В наших ужасных платьях тело, руки лишены выразительности; мимике у нас, североевропейцев, не придается никакого значения; мы почти не смотрим в лицо говорящему. У подвижного, словоохотливого полинезийца в разговоре участвует все лицо и даже руки, при этом он крайне скуп на слова. Выбирается краткое и точное, наиболее целесообразное для каждого данного случая выражение, а вместо слова используется кивок. Для подтверждения чего-либо оваец лишь сдвинет брови, а заставить его произнести слово (инга) может только чужестранец, который с присущими ему тяжеловесными манерами способен по нескольку раз повторять свои вопросы.

Из-за нашей обуви ноги служат нам исключительно для ходьбы. Полинезиец четверорук, он использует ноги не только для ходьбы. Он держит ногами предмет, руками в это время работает с ним, например плетет циновку, вьет веревку, добывает из куска дерева огонь. Как неловко, медленно и неуклюже мы наклоняемся, чтобы поднять что-то с земли. Полинезиец берет это пальцами ноги, передает в руку, но при этом даже не качнется и не перестает говорить.
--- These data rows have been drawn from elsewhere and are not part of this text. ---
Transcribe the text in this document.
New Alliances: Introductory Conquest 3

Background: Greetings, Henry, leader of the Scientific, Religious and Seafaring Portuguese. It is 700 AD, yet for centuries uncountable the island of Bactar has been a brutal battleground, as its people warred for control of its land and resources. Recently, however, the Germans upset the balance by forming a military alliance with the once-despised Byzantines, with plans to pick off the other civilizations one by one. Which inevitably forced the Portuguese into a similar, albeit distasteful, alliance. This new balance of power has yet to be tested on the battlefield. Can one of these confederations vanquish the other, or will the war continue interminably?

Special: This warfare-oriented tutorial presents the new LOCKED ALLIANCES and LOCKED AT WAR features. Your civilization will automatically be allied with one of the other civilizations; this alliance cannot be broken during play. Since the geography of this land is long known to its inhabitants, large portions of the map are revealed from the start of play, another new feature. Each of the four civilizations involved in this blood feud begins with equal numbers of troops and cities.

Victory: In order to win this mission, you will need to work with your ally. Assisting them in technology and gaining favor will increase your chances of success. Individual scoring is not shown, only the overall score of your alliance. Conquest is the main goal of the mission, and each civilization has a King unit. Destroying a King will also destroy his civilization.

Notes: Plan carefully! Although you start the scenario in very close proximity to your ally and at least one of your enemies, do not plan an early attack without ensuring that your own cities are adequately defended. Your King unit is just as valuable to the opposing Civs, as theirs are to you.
Если надо украсть с палубы корабля какую-нибудь вещь, один берет ее ногой и передает другому; так с ноги на ногу похищенное переправляется за борт, в то время как охрана следит только за руками и поэтому ничего не замечает.

На ум мне приходит изречение Мастера и еще дальше отвлекает от моей цели: «...Только в развитии сил прелесть бывает видна» {200} . Эти силы не ищут, а точно определяют правильное, а правильное — это прекрасное. Каждое нарочитое, произвольное украшательство искажает, уродует. Не знаю более привлекательного зрелища, чем выступление индийского жонглера, играющего с удивительно послушным ему пушечным ядром. Взгляд художника с упоением наблюдает за тем, как во всей своей красоте проявляется облик человека. В то же время он как дитя веселится, глядя на этого похожего на ребенка артиста, который также веселится и целиком поглощен своей игрой. Я видел европейского жонглера, выполнявшего несомненно более замысловатые трюки, но этот неприятный человек лишь портил художественное восприятие, всерьез полагая, что его манерная, нарочитая игра вызывает такое же удивление, какое может вызвать лишь героический поступок. В той же мере отличаются от веселых и дарящих веселье другим фокусников, которых я видел в детские годы, нынешние скучные professeurs de physique amusante— «профессора занимательной физики». Их погубила спесь. А теперь, возвращаясь к моим полинезийцам, хочу сравнить их с индийским жонглером, принадлежавшим к одной с ними семье народов.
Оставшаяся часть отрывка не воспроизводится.